Once these ‘hits’ are identified and narrowed into a few lead compounds, medicinal chemists typically synthesize variants of those compounds, adding a methyl group here or a hydroxyl there. They then screen them in laboratory experiments to find those with a mix of properties that make them drug-like, such as potency, safety, specificity, stability and solubility in the gut. Advanced physics-based modeling can speed this lead optimization process. “If I can throw out 1,800 molecules [out of] the 2,000 that we model, we can make 200 much faster than we can make 2,000,” Rogers says.
Sweeping chemical space
The increased power of physics-based modeling comes down in large part to raw computing power, and progress on two fronts has made this possible. The first front consists of advances in graphics processing units — chips that allow parallel processing. These have dramatically sped up computation, performing in minutes calculations that used to take days on a dedicated supercomputer. “GPUs were game-changing in enabling large-scale computation to drive drug discovery,” says Robert Abel, chief computational scientist at Schrödinger.
The second front is cloud computing. GPUs can be called upon as needed in the cloud, making such computing more affordable and accessible. The increased power from GPUs and cloud computing allow researchers to do a broad sweep of chemical space that was once impossible, Abel says. That can lead to non-intuitive molecules, and fewer, better-targeted drug candidates.
Despite the combined power of real-world structures and in silico modeling, drug discovery researchers still need the old-fashioned synthetic organic chemistry expertise that medicinal chemists have always provided. But those chemists can be a lot more focused and creative in their efforts, exploring areas of chemistry that typically may have been too risky to pursue previously.

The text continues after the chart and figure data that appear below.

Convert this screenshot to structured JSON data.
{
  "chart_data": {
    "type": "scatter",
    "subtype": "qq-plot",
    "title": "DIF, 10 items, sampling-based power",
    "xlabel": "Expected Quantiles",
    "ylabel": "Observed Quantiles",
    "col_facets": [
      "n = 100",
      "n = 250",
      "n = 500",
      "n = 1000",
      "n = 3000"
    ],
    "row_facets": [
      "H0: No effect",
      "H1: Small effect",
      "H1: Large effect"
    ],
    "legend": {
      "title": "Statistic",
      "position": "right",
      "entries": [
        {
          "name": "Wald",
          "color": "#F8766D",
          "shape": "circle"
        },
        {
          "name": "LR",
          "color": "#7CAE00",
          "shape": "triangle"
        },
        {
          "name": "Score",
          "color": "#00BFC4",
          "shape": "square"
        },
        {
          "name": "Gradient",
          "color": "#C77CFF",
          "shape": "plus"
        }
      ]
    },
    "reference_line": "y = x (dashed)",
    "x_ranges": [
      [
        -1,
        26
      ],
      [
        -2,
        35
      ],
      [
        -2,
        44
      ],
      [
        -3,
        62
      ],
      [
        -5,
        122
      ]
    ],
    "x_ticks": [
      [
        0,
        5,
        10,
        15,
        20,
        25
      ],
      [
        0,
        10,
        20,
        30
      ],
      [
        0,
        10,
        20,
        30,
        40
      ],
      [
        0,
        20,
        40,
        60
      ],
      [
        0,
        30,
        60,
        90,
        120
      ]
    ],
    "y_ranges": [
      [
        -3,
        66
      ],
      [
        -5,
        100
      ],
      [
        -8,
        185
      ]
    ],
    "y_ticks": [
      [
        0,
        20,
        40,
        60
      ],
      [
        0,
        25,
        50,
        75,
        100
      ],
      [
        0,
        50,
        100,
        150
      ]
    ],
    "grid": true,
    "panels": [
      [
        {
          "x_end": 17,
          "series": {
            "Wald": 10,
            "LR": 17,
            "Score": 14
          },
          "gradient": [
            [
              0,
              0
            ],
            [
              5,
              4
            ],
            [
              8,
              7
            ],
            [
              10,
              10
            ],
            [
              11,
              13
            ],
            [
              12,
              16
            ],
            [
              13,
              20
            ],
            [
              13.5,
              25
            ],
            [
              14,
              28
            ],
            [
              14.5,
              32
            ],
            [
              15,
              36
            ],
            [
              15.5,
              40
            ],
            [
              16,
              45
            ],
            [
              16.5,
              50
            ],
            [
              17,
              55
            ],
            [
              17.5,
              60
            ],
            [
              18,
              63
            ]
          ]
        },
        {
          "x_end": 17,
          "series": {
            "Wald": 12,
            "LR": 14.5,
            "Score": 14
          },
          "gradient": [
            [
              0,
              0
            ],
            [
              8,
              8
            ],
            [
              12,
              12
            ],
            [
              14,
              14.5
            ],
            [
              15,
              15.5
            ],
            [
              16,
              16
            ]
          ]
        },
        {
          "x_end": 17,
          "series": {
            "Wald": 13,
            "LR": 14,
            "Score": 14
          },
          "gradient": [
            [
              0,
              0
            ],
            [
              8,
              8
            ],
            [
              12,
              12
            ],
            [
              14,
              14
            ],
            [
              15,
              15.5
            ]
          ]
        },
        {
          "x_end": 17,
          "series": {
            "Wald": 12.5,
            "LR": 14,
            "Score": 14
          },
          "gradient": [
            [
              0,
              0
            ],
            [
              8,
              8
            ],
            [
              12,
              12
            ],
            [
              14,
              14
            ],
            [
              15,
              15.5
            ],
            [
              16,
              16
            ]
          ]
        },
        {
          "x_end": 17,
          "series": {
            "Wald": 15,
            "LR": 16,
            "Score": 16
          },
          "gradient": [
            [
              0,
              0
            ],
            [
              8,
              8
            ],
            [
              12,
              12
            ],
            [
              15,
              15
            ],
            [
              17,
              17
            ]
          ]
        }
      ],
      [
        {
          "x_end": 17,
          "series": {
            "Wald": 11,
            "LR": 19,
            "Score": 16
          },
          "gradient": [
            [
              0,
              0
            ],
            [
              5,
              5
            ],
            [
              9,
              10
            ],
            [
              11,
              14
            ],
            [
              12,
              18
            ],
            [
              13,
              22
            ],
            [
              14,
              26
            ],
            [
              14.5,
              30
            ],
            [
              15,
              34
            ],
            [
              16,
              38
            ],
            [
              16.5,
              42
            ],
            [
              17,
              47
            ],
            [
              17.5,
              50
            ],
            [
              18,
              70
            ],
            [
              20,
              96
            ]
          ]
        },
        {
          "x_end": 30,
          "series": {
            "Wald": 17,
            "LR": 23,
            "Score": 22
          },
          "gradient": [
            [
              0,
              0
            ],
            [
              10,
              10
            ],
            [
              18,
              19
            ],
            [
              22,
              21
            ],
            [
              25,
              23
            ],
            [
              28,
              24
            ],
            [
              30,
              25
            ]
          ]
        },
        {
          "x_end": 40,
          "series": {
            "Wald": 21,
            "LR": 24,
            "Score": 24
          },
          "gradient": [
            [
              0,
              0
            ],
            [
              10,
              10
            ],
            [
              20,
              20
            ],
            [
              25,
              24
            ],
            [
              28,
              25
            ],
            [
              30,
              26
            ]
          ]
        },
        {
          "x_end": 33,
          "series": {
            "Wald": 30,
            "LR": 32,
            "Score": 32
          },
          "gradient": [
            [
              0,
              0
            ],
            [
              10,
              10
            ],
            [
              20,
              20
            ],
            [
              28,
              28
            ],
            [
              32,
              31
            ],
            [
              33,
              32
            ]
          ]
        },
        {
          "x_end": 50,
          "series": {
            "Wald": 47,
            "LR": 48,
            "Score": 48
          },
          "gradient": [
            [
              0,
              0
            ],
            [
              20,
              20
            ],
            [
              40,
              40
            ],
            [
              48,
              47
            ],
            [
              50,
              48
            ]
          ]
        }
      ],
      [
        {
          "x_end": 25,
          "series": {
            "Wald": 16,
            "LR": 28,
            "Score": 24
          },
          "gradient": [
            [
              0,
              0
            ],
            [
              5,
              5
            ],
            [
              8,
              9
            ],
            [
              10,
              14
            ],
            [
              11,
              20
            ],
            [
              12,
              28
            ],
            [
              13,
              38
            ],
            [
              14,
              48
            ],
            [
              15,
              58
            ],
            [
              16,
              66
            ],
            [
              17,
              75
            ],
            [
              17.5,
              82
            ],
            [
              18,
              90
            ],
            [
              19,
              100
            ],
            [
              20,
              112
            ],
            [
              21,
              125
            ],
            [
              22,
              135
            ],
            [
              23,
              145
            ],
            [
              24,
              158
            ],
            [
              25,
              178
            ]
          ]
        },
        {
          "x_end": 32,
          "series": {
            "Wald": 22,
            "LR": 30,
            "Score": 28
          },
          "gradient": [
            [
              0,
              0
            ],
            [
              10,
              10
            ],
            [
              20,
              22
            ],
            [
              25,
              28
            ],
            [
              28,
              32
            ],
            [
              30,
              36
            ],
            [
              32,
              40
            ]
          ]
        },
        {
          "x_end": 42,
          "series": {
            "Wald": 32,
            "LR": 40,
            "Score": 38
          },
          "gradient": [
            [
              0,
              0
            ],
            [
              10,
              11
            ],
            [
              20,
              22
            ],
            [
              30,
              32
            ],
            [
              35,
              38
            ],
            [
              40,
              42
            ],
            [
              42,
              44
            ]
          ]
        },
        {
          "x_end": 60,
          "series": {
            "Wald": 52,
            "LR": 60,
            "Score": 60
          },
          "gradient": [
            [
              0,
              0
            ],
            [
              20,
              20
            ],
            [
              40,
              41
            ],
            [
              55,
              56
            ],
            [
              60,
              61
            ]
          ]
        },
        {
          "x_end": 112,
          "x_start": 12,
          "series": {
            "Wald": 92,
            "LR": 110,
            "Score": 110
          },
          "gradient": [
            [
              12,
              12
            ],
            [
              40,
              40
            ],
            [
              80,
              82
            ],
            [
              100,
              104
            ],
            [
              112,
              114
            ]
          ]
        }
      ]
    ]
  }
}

And as a result of these advances, drug discovery programmes that may once have had to synthesize thousands of compounds for testing may now need to make only a few hundred. This reduces the laborious early stages of drug discovery from about six years to fewer than three, and better computational methods could eventually cut that down to just a year, Malito says.
“If we have structures, we can reduce the costs and we can reduce the timelines because we optimize what we design,” Malito says. “Without structures, that programme might take forever.”